I get a FileStream(filename,FileMode.Open,FileAccess.Read,FileShare.ReadWrite) and then a StreamReader(stream,true).

Is there a way I can check if the stream started with a UTF8 BOM? I am noticing that files without the BOM are read as UTF8 by the StreamReader.

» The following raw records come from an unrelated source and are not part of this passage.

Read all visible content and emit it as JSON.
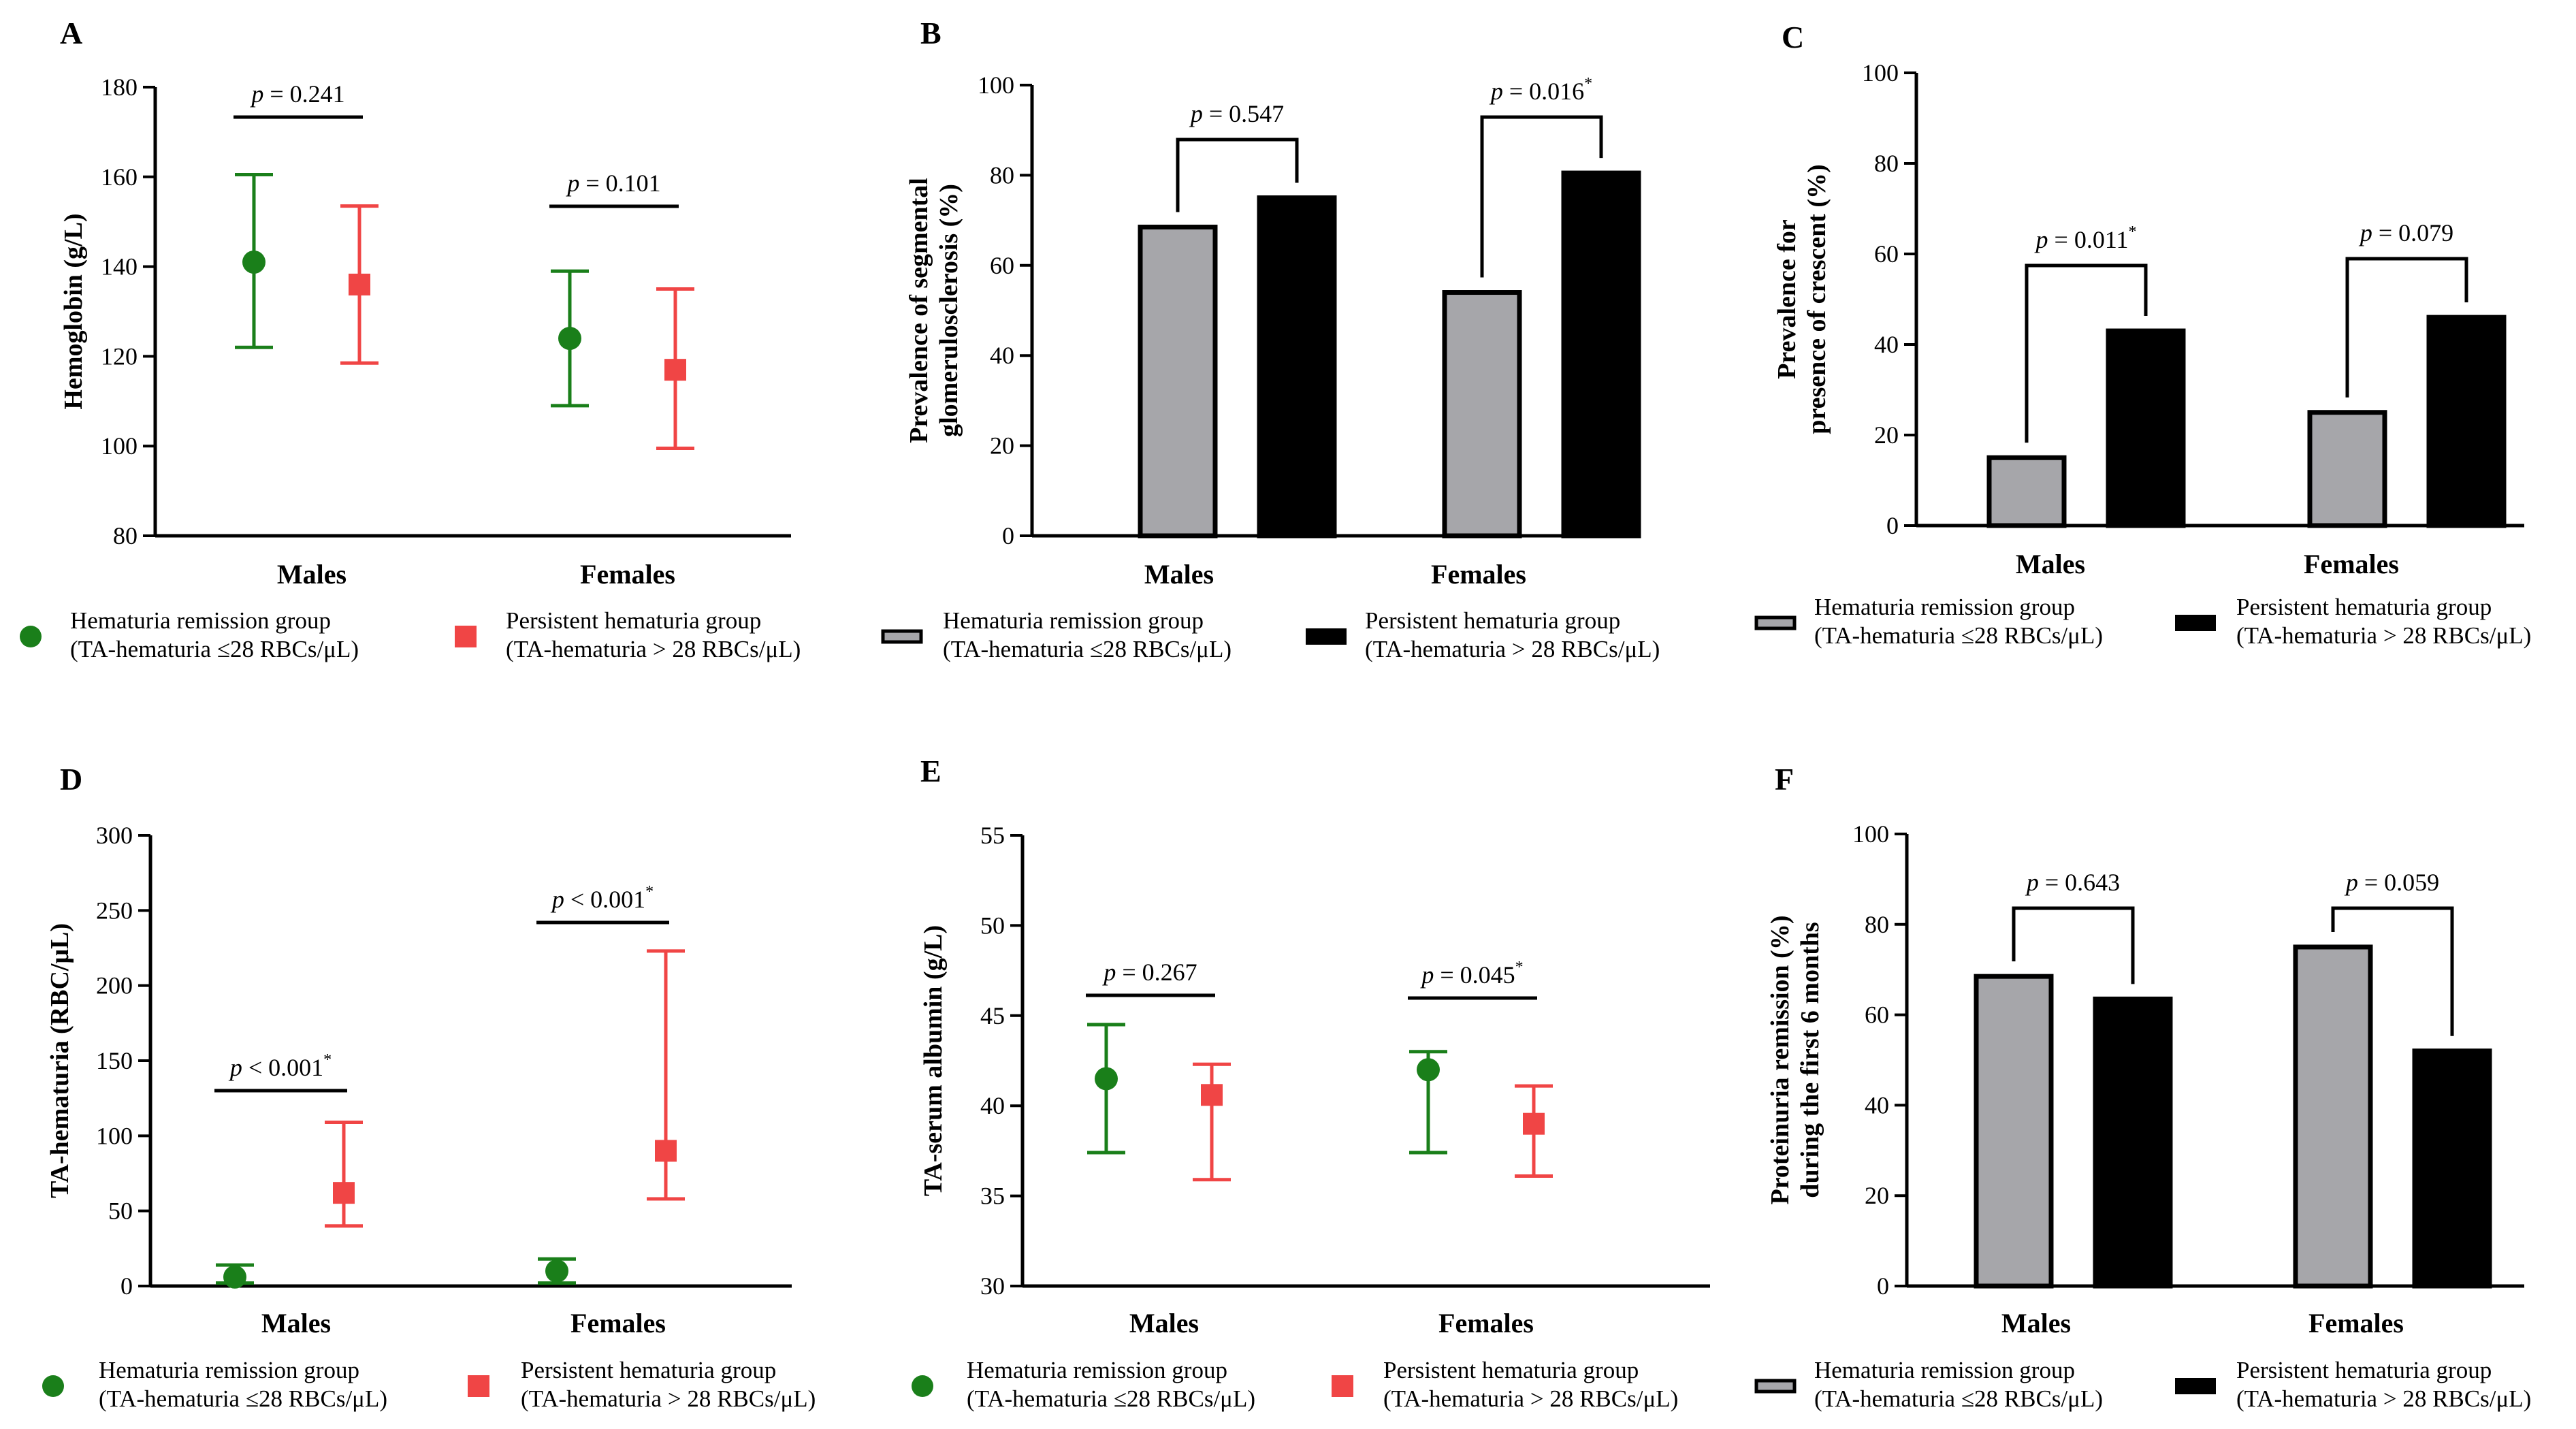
{
  "colors": {
    "remission_point": "#1a7f1a",
    "persistent_point": "#f04545",
    "remission_bar": "#a6a6aa",
    "persistent_bar": "#000000",
    "axis": "#000000"
  },
  "legends": {
    "scatter": {
      "remission_l1": "Hematuria remission group",
      "remission_l2": "(TA-hematuria ≤28 RBCs/μL)",
      "persistent_l1": "Persistent hematuria group",
      "persistent_l2": "(TA-hematuria > 28 RBCs/μL)"
    },
    "bar": {
      "remission_l1": "Hematuria remission group",
      "remission_l2": "(TA-hematuria ≤28 RBCs/μL)",
      "persistent_l1": "Persistent hematuria group",
      "persistent_l2": "(TA-hematuria > 28 RBCs/μL)"
    }
  },
  "chart_data": [
    {
      "panel": "A",
      "type": "scatter",
      "ylabel": "Hemoglobin (g/L)",
      "yticks": [
        80,
        100,
        120,
        140,
        160,
        180
      ],
      "ylim": [
        80,
        180
      ],
      "categories": [
        "Males",
        "Females"
      ],
      "series": [
        {
          "name": "Hematuria remission group",
          "values": [
            141,
            124
          ],
          "err_low": [
            122,
            109
          ],
          "err_high": [
            160.5,
            139
          ]
        },
        {
          "name": "Persistent hematuria group",
          "values": [
            136,
            117
          ],
          "err_low": [
            118.5,
            99.5
          ],
          "err_high": [
            153.5,
            135
          ]
        }
      ],
      "pvalues": [
        {
          "label": "p",
          "text": " = 0.241",
          "sup": "",
          "bracket": false
        },
        {
          "label": "p",
          "text": " = 0.101",
          "sup": "",
          "bracket": false
        }
      ]
    },
    {
      "panel": "B",
      "type": "bar",
      "ylabel": "Prevalence of segmental glomerulosclerosis (%)",
      "ylabel_lines": [
        "Prevalence of segmental",
        "glomerulosclerosis (%)"
      ],
      "yticks": [
        0,
        20,
        40,
        60,
        80,
        100
      ],
      "ylim": [
        0,
        100
      ],
      "categories": [
        "Males",
        "Females"
      ],
      "series": [
        {
          "name": "Hematuria remission group",
          "values": [
            68.5,
            54
          ]
        },
        {
          "name": "Persistent hematuria group",
          "values": [
            75,
            80.5
          ]
        }
      ],
      "pvalues": [
        {
          "label": "p",
          "text": " = 0.547",
          "sup": "",
          "bracket": true
        },
        {
          "label": "p",
          "text": " = 0.016",
          "sup": "*",
          "bracket": true
        }
      ]
    },
    {
      "panel": "C",
      "type": "bar",
      "ylabel": "Prevalence for presence of crescent (%)",
      "ylabel_lines": [
        "Prevalence for",
        "presence of crescent (%)"
      ],
      "yticks": [
        0,
        20,
        40,
        60,
        80,
        100
      ],
      "ylim": [
        0,
        100
      ],
      "categories": [
        "Males",
        "Females"
      ],
      "series": [
        {
          "name": "Hematuria remission group",
          "values": [
            15,
            25
          ]
        },
        {
          "name": "Persistent hematuria group",
          "values": [
            43,
            46
          ]
        }
      ],
      "pvalues": [
        {
          "label": "p",
          "text": " = 0.011",
          "sup": "*",
          "bracket": true
        },
        {
          "label": "p",
          "text": " = 0.079",
          "sup": "",
          "bracket": true
        }
      ]
    },
    {
      "panel": "D",
      "type": "scatter",
      "ylabel": "TA-hematuria (RBC/μL)",
      "yticks": [
        0,
        50,
        100,
        150,
        200,
        250,
        300
      ],
      "ylim": [
        0,
        300
      ],
      "categories": [
        "Males",
        "Females"
      ],
      "series": [
        {
          "name": "Hematuria remission group",
          "values": [
            6,
            10
          ],
          "err_low": [
            2,
            2
          ],
          "err_high": [
            14,
            18
          ]
        },
        {
          "name": "Persistent hematuria group",
          "values": [
            62,
            90
          ],
          "err_low": [
            40,
            58
          ],
          "err_high": [
            109,
            223
          ]
        }
      ],
      "pvalues": [
        {
          "label": "p",
          "text": " < 0.001",
          "sup": "*",
          "bracket": false
        },
        {
          "label": "p",
          "text": " < 0.001",
          "sup": "*",
          "bracket": false
        }
      ]
    },
    {
      "panel": "E",
      "type": "scatter",
      "ylabel": "TA-serum albumin (g/L)",
      "yticks": [
        30,
        35,
        40,
        45,
        50,
        55
      ],
      "ylim": [
        30,
        55
      ],
      "categories": [
        "Males",
        "Females"
      ],
      "series": [
        {
          "name": "Hematuria remission group",
          "values": [
            41.5,
            42
          ],
          "err_low": [
            37.4,
            37.4
          ],
          "err_high": [
            44.5,
            43
          ]
        },
        {
          "name": "Persistent hematuria group",
          "values": [
            40.6,
            39
          ],
          "err_low": [
            35.9,
            36.1
          ],
          "err_high": [
            42.3,
            41.1
          ]
        }
      ],
      "pvalues": [
        {
          "label": "p",
          "text": " = 0.267",
          "sup": "",
          "bracket": false
        },
        {
          "label": "p",
          "text": " = 0.045",
          "sup": "*",
          "bracket": false
        }
      ]
    },
    {
      "panel": "F",
      "type": "bar",
      "ylabel": "Proteinuria remission (%) during the first 6 months",
      "ylabel_lines": [
        "Proteinuria remission (%)",
        "during the first 6 months"
      ],
      "yticks": [
        0,
        20,
        40,
        60,
        80,
        100
      ],
      "ylim": [
        0,
        100
      ],
      "categories": [
        "Males",
        "Females"
      ],
      "series": [
        {
          "name": "Hematuria remission group",
          "values": [
            68.5,
            75
          ]
        },
        {
          "name": "Persistent hematuria group",
          "values": [
            63.5,
            52
          ]
        }
      ],
      "pvalues": [
        {
          "label": "p",
          "text": " = 0.643",
          "sup": "",
          "bracket": true
        },
        {
          "label": "p",
          "text": " = 0.059",
          "sup": "",
          "bracket": true
        }
      ]
    }
  ]
}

How can I tell them apart?

bookclub
  • 579
  • 2
  • 4
  • 8

3 Answers3

17

Rather than hardcoding the bytes, it is prettier to use the API

public string ConvertFromUtf8(byte[] bytes)
{
  var enc = new UTF8Encoding(true);
  var preamble = enc.GetPreamble();
  if (preamble.Where((p, i) => p != bytes[i]).Any()) 
    throw new ArgumentException("Not utf8-BOM");
  return enc.GetString(bytes.Skip(preamble.Length).ToArray());
}
Carlo V. Dango
  • 13,322
  • 16
  • 71
  • 114
  • 1
    @carlo-v-dango, I'd recommend adding some kind of null-check since bytes may be empty if file is empty. `if (preamble.Where((p, i) => bytes.Length > i && p != bytes[i]).Any())` or whatever floats your boat. – Martin Oct 11 '19 at 08:06
8

You can detect whether the StreamReader encountered a BOM by initializing it with a BOM-less UTF8 encoding and checking to see if CurrentEncoding changes after the first read.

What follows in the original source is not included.